Cada ‘parlamento’ é composto por um presidente, um vice e alguns ministros, proporcionalmente ao número das crianças. Cada um deles tem as suas tarefas. No Petite Flamme Ndolo, que conta com mais de 400 alunos, o presidente, Mbuyi Idrisse, conta: “Todas as manhãs, chego um pouco antes das 7h30, assim tenho tempo para acolher os meus colegas e para ver se os uniformes deles estão limpos e em ordem. Caso contrário sou obrigado a fazê-los voltar para casa”.
Makwatshi Donnel é o vice-presidente: “Ajudo o presidente a manter a disciplina, sobretudo quando as crianças estão na fila antes de entrarem para as aulas e na saída da escola”, explica.
“Sou ministro da arte”, acrescenta Biamungu Bienvenue. “Coordeno os cantos da manhã, antes de iniciarem as aulas. Quando há alguma festa, também ajudo a professora a preparar os teatros”.
E Beyau Vianney, ministro das finanças: “A minha tarefa é ajudar os colegas a pensarem nas necessidades dos outros estudantes. Por exemplo, se alguém perde um dos pais ou um irmão, procuramos contribuir com as nossas economias para estarmos perto de quem sofre. Também fazemos o mesmo quando sabemos de crianças que sofrem no mundo. Sou eu que junto o dinheiro recolhido e entrego à diretora da escola”.

Luwala Precieuse é o ministro da saúde: “Quando chego à escola, vou encher algumas garrafas de água e coloco gotas de ‘amuchina’, para evitar que as crianças fiquem doentes. Depois, durante o intervalo das 10h, vou à cozinha e peço à cozinheira deixar-me provar a ‘bouille’ para ver se está boa e se o açúcar é suficiente, para que os meus colegas fiquem contentes”.
Losambo Jepthe: “Sou o ministro do desporto. Este ano organizei equipes de futebol, tanto para os alunos como para as alunas. Às quartas-feiras encontramo-nos para os treinos e nos sábados, durante o intervalo, jogamos divididos por classes”.
Nakamuwa Pembe,  ministro do ambiente: “Controlo para que a escola esteja sempre em ordem; quando vejo que algum colega coloca papeis no chão, convido-o para colocá-los no cestinho. Também controlo para que as salas de aula e as toilettes estejam limpas”.
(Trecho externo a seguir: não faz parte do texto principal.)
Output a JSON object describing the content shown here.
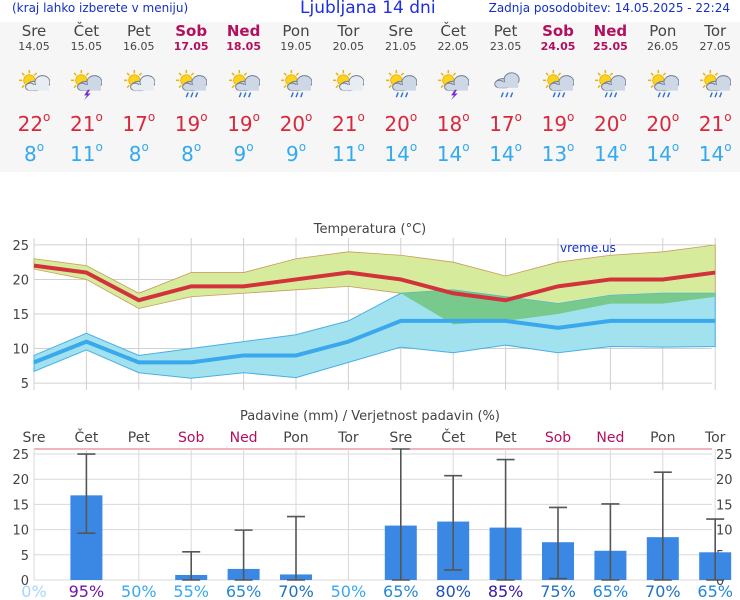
{
  "header": {
    "left_note": "(kraj lahko izberete v meniju)",
    "title": "Ljubljana 14 dni",
    "updated": "Zadnja posodobitev: 14.05.2025 - 22:24"
  },
  "colors": {
    "max_line": "#d2323c",
    "min_line": "#3aa8ec",
    "max_band": "#d6ec9c",
    "min_band": "#a2e2ef",
    "overlap_band": "#77c98c",
    "precip_bar": "#3a88e4",
    "weekend": "#b2105e"
  },
  "forecast": [
    {
      "day": "Sre",
      "date": "14.05",
      "weekend": false,
      "icon": "sun-cloud-icon",
      "max": "22",
      "min": "8"
    },
    {
      "day": "Čet",
      "date": "15.05",
      "weekend": false,
      "icon": "sun-cloud-thunder-icon",
      "max": "21",
      "min": "11"
    },
    {
      "day": "Pet",
      "date": "16.05",
      "weekend": false,
      "icon": "sun-cloud-icon",
      "max": "17",
      "min": "8"
    },
    {
      "day": "Sob",
      "date": "17.05",
      "weekend": true,
      "icon": "sun-cloud-rain-icon",
      "max": "19",
      "min": "8"
    },
    {
      "day": "Ned",
      "date": "18.05",
      "weekend": true,
      "icon": "sun-cloud-rain-icon",
      "max": "19",
      "min": "9"
    },
    {
      "day": "Pon",
      "date": "19.05",
      "weekend": false,
      "icon": "sun-cloud-rain-icon",
      "max": "20",
      "min": "9"
    },
    {
      "day": "Tor",
      "date": "20.05",
      "weekend": false,
      "icon": "sun-cloud-icon",
      "max": "21",
      "min": "11"
    },
    {
      "day": "Sre",
      "date": "21.05",
      "weekend": false,
      "icon": "sun-cloud-rain-icon",
      "max": "20",
      "min": "14"
    },
    {
      "day": "Čet",
      "date": "22.05",
      "weekend": false,
      "icon": "sun-cloud-thunder-icon",
      "max": "18",
      "min": "14"
    },
    {
      "day": "Pet",
      "date": "23.05",
      "weekend": false,
      "icon": "cloud-rain-icon",
      "max": "17",
      "min": "14"
    },
    {
      "day": "Sob",
      "date": "24.05",
      "weekend": true,
      "icon": "sun-cloud-rain-icon",
      "max": "19",
      "min": "13"
    },
    {
      "day": "Ned",
      "date": "25.05",
      "weekend": true,
      "icon": "sun-cloud-rain-icon",
      "max": "20",
      "min": "14"
    },
    {
      "day": "Pon",
      "date": "26.05",
      "weekend": false,
      "icon": "sun-cloud-rain-icon",
      "max": "20",
      "min": "14"
    },
    {
      "day": "Tor",
      "date": "27.05",
      "weekend": false,
      "icon": "sun-cloud-rain-icon",
      "max": "21",
      "min": "14"
    }
  ],
  "chart_data": [
    {
      "type": "line",
      "title": "Temperatura (°C)",
      "watermark": "vreme.us",
      "x": [
        "Sre 14.05",
        "Čet 15.05",
        "Pet 16.05",
        "Sob 17.05",
        "Ned 18.05",
        "Pon 19.05",
        "Tor 20.05",
        "Sre 21.05",
        "Čet 22.05",
        "Pet 23.05",
        "Sob 24.05",
        "Ned 25.05",
        "Pon 26.05",
        "Tor 27.05"
      ],
      "ylim": [
        4,
        26
      ],
      "yticks": [
        5,
        10,
        15,
        20,
        25
      ],
      "grid": true,
      "series": [
        {
          "values": [
            22,
            21,
            17,
            19,
            19,
            20,
            21,
            20,
            18,
            17,
            19,
            20,
            20,
            21
          ]
        },
        {
          "values": [
            8,
            11,
            8,
            8,
            9,
            9,
            11,
            14,
            14,
            14,
            13,
            14,
            14,
            14
          ]
        }
      ],
      "bands": [
        {
          "upper": [
            23,
            22,
            18,
            21,
            21,
            23,
            24,
            23.5,
            22.5,
            20.5,
            22.5,
            23.5,
            24,
            25
          ],
          "lower": [
            21.5,
            20,
            15.8,
            17.5,
            18,
            18.5,
            19,
            18,
            13.5,
            14,
            15,
            16.5,
            16.5,
            17.5
          ]
        },
        {
          "upper": [
            9,
            12.2,
            9,
            10,
            11,
            12,
            14,
            18,
            18.5,
            17.5,
            16.5,
            17.7,
            18,
            18
          ],
          "lower": [
            6.7,
            9.8,
            6.5,
            5.7,
            6.5,
            5.8,
            8,
            10.2,
            9.4,
            10.5,
            9.4,
            10.3,
            10.2,
            10.3
          ]
        }
      ]
    },
    {
      "type": "bar",
      "title": "Padavine (mm) / Verjetnost padavin (%)",
      "categories": [
        "Sre",
        "Čet",
        "Pet",
        "Sob",
        "Ned",
        "Pon",
        "Tor",
        "Sre",
        "Čet",
        "Pet",
        "Sob",
        "Ned",
        "Pon",
        "Tor"
      ],
      "ylim": [
        0,
        26
      ],
      "yticks": [
        0,
        5,
        10,
        15,
        20,
        25
      ],
      "values": [
        0,
        16.8,
        0,
        1,
        2.2,
        1.1,
        0,
        10.8,
        11.6,
        10.4,
        7.5,
        5.8,
        8.5,
        5.5
      ],
      "error_low": [
        0,
        9.3,
        0,
        0,
        0,
        0,
        0,
        0,
        2,
        0,
        0.3,
        0,
        0,
        0
      ],
      "error_high": [
        0,
        25,
        0,
        5.6,
        9.9,
        12.6,
        0,
        26,
        20.7,
        23.9,
        14.4,
        15.1,
        21.4,
        12.1
      ],
      "probability": [
        "0%",
        "95%",
        "50%",
        "55%",
        "65%",
        "70%",
        "50%",
        "65%",
        "80%",
        "85%",
        "75%",
        "65%",
        "70%",
        "65%"
      ],
      "probability_colors": [
        "#a6d8f4",
        "#7015a8",
        "#3aa8ec",
        "#3aa8ec",
        "#2488d4",
        "#2070c4",
        "#3aa8ec",
        "#2488d4",
        "#1e50c0",
        "#3416a8",
        "#2070c4",
        "#2488d4",
        "#2070c4",
        "#2488d4"
      ]
    }
  ]
}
Luwala Precieuse, ministro da cultura: “Estou atento para que todas as crianças só falem em francês, que é a única língua autorizada na escola”.
Enfim, Binia Exaucé, ministro da ordem: “Todas as manhãs verifico se há giz nos quadros e dou o sinal com o apito para iniciar e terminar as aulas”.
“Com o ‘Parlamento infantil’ – conclui Maria Pia – tivemos um salto de qualidade no empenho dos alunos de Petite Flamme e, ao concluírem o ensino elementar, quando vão para outras escolas para frequentar o ensino médio, os professores ficam admirados com o desempenho destes adolescentes. Recentemente o Embaixador italiano ao visitar Petite Flamme ficou muito satisfeito com o clima de respeito e harmonia que havia entre todos, e dirigiu palavras de grande estima e encorajamento aos professores”.